ST. PAUL — Minnesota could generate billions in new tax revenue over the next five years by legalizing recreational marijuana, according to one Denver-based pot consultancy and research firm.

By the Marijuana Policy Group's estimate, legalization would also create approximately new 27,000 jobs. That might not be reason enough to legalize cannabis outright, lawmakers and lobbyists said Wednesday, Nov 6., but it's at least worth talking about.

"Cannabis by itself is not going to fix the financial woes of any state," said Sal Barnes at Wednesday's cannabis symposium in downtown Minneapolis.

But in states like Colorado that have legalized the drug for recreational use, he said, it can at the least provide a new source of funding for municipal governments and local schools. Barnes, the firm's strategy director, said the catch is in regulating pot to a point where businesses still have a fair shot to break into the market for it but not so loosely as to inadvertently create an illegal market for it.

He cited Texas as an example, where he said licensing fees for medical cannabis-related businesses were high enough to prevent many who wanted to start them from doing so. Texas only allows marijuana to be used for certain medical conditions, and only in the form of oil with low levels of THC, the psychoactive chemical compound found in pot.

On the other hand, he said that the abundance of legally cultivated marijuana in Oregon — where recreational use is legal — has led to it appearing in the black market.

Lawmakers present at Wednesday's summit were noncommittal about the prospect of legalizing recreational marijuana in Minnesota, whose medical marijuana program is said to be the most restrictive in the country.
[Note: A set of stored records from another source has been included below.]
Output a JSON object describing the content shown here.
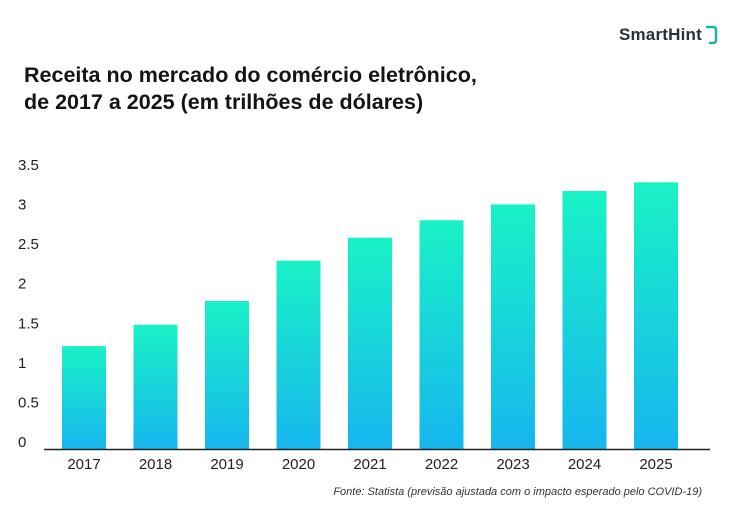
{
  "brand": {
    "name": "SmartHint",
    "accent": "#14b8a6"
  },
  "chart_data": {
    "type": "bar",
    "title_lines": [
      "Receita no mercado do comércio eletrônico,",
      "de 2017 a 2025 (em trilhões de dólares)"
    ],
    "categories": [
      "2017",
      "2018",
      "2019",
      "2020",
      "2021",
      "2022",
      "2023",
      "2024",
      "2025"
    ],
    "values": [
      1.3,
      1.57,
      1.87,
      2.38,
      2.67,
      2.89,
      3.09,
      3.26,
      3.37
    ],
    "y_ticks": [
      "3.5",
      "3",
      "2.5",
      "2",
      "1.5",
      "1",
      "0.5",
      "0"
    ],
    "ylim": [
      0,
      3.5
    ],
    "grid": false,
    "colors": {
      "bar_top": "#19f2c6",
      "bar_bottom": "#17b6ef",
      "axis": "#222222"
    }
  },
  "source": "Fonte: Statista (previsão ajustada com o impacto esperado pelo COVID-19)"
}
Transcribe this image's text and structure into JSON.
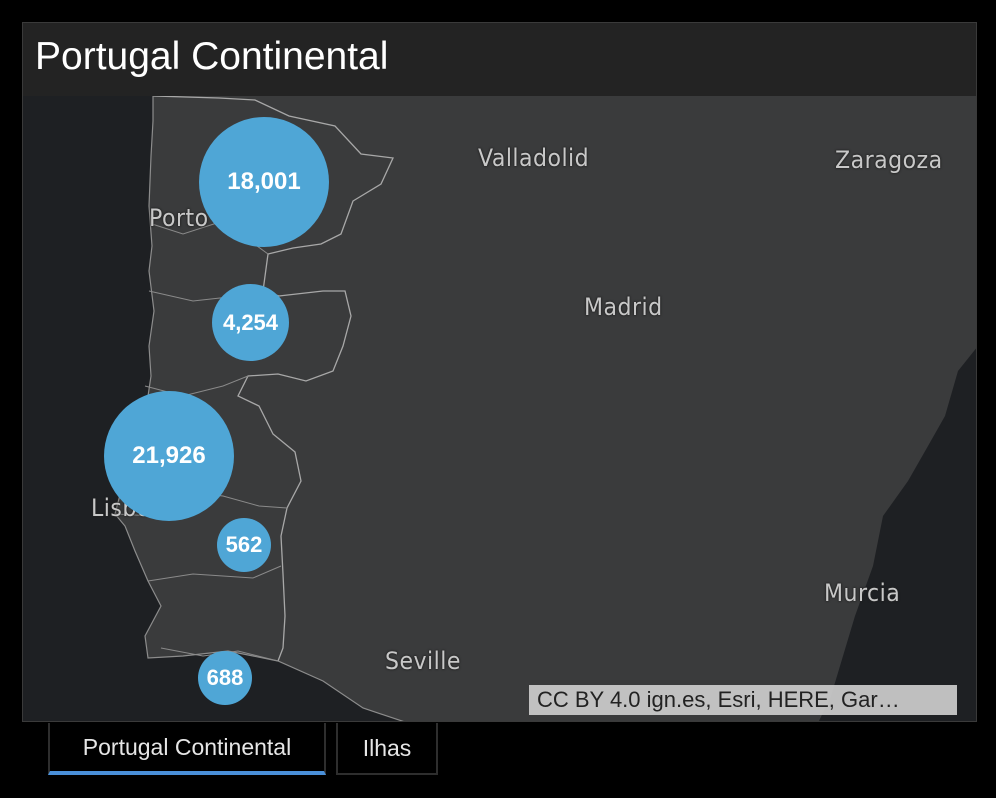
{
  "panel": {
    "title": "Portugal Continental"
  },
  "map": {
    "cities": [
      {
        "name": "Valladolid"
      },
      {
        "name": "Zaragoza"
      },
      {
        "name": "Porto"
      },
      {
        "name": "Madrid"
      },
      {
        "name": "Lisbon"
      },
      {
        "name": "Murcia"
      },
      {
        "name": "Seville"
      }
    ],
    "clusters": [
      {
        "label": "18,001",
        "value": 18001
      },
      {
        "label": "4,254",
        "value": 4254
      },
      {
        "label": "21,926",
        "value": 21926
      },
      {
        "label": "562",
        "value": 562
      },
      {
        "label": "688",
        "value": 688
      }
    ],
    "attribution": "CC BY 4.0 ign.es, Esri, HERE, Gar…"
  },
  "tabs": [
    {
      "label": "Portugal Continental",
      "active": true
    },
    {
      "label": "Ilhas",
      "active": false
    }
  ],
  "colors": {
    "background": "#000000",
    "panel": "#232323",
    "ocean": "#1e2023",
    "land": "#3a3b3c",
    "cluster": "#4fa6d6",
    "tab_accent": "#4a90d9"
  }
}
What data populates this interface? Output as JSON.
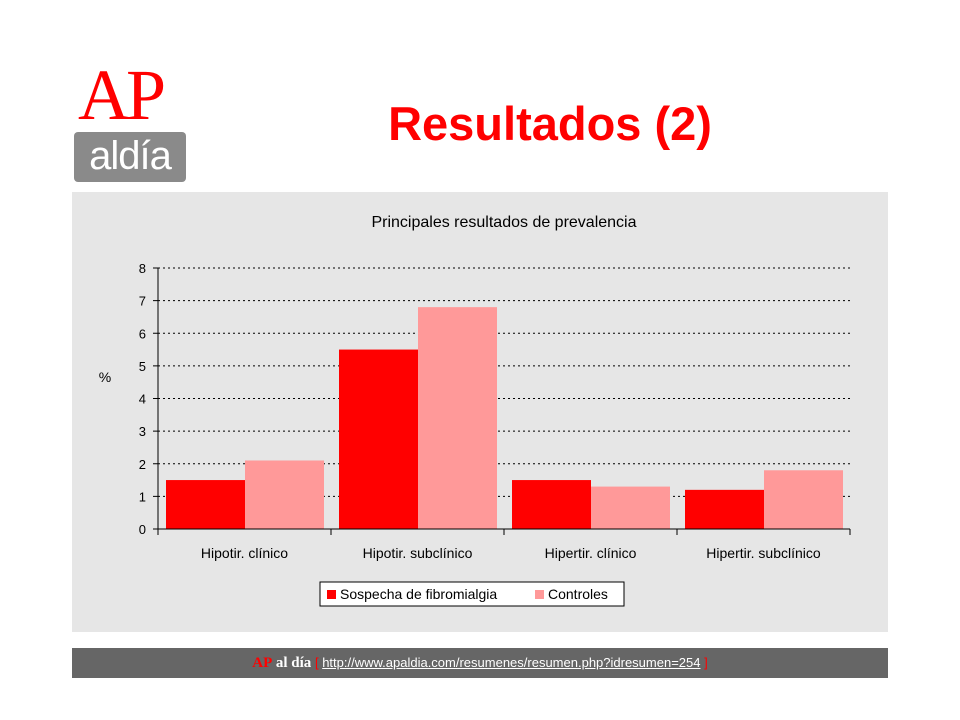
{
  "colors": {
    "brand_red": "#ff0000",
    "logo_gray": "#8a8a8a",
    "chart_bg": "#e6e6e6",
    "footer_bg": "#666666",
    "series_1": "#ff0000",
    "series_2": "#ff9999"
  },
  "logo": {
    "ap": "AP",
    "aldia": "aldía"
  },
  "title": "Resultados (2)",
  "chart_data": {
    "type": "bar",
    "title": "Principales resultados de prevalencia",
    "ylabel": "%",
    "xlabel": "",
    "ylim": [
      0,
      8
    ],
    "yticks": [
      0,
      1,
      2,
      3,
      4,
      5,
      6,
      7,
      8
    ],
    "grid": "horizontal dotted",
    "legend_position": "bottom",
    "categories": [
      "Hipotir. clínico",
      "Hipotir. subclínico",
      "Hipertir. clínico",
      "Hipertir. subclínico"
    ],
    "series": [
      {
        "name": "Sospecha de fibromialgia",
        "color": "#ff0000",
        "values": [
          1.5,
          5.5,
          1.5,
          1.2
        ]
      },
      {
        "name": "Controles",
        "color": "#ff9999",
        "values": [
          2.1,
          6.8,
          1.3,
          1.8
        ]
      }
    ]
  },
  "footer": {
    "ap": "AP",
    "aldia": "al día",
    "bracket_open": "[",
    "url": "http://www.apaldia.com/resumenes/resumen.php?idresumen=254",
    "bracket_close": "]"
  }
}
State Sen. Scott Jensen, R-Chaska, said that while he doesn't believe the state is ready for legalization, he would support the creation of a task force dedicated to the study of legalization.

Sens. Jeff Hayden, DFL-Minneapolis, and Melisa Franzen, DFL-Edina, agreed that the Legislature needs to discuss legalization more seriously. Franzen said Wednesday that a failed bill on recreational marijuana that she authored in March was "meant to be killed," and was intended to foster such a conversation before it was blocked by a Senate committee.

Hayden and Jensen were critical of the way the bill was killed, with the latter saying she had been "ambushed."

"The committee did everything they could to squash it," Jensen said.

The three agreed that the effect legalization could have on intoxicated driving rates, as well as its purported impact on youth brain development, need to be hashed out further. The three also signaled their support for efforts to decriminalize the possession of small amounts of marijuana as well as the expunging of criminal records for those who were previously convicted of the crime.

Hampering the expansion of the marijuana industry at large are the regulatory differences between states and the illegality of the drug at the federal level. The uncertainty, Minneapolis attorney Kevin Riach said Wednesday, is substantial enough for banks and insurers to withhold their support for cannabis-related businesses.

Concerns over the amount of THC in industrial hemp, said Barnes, are among the most pressing to the industry today.

This story has been updated to correct the day of the week.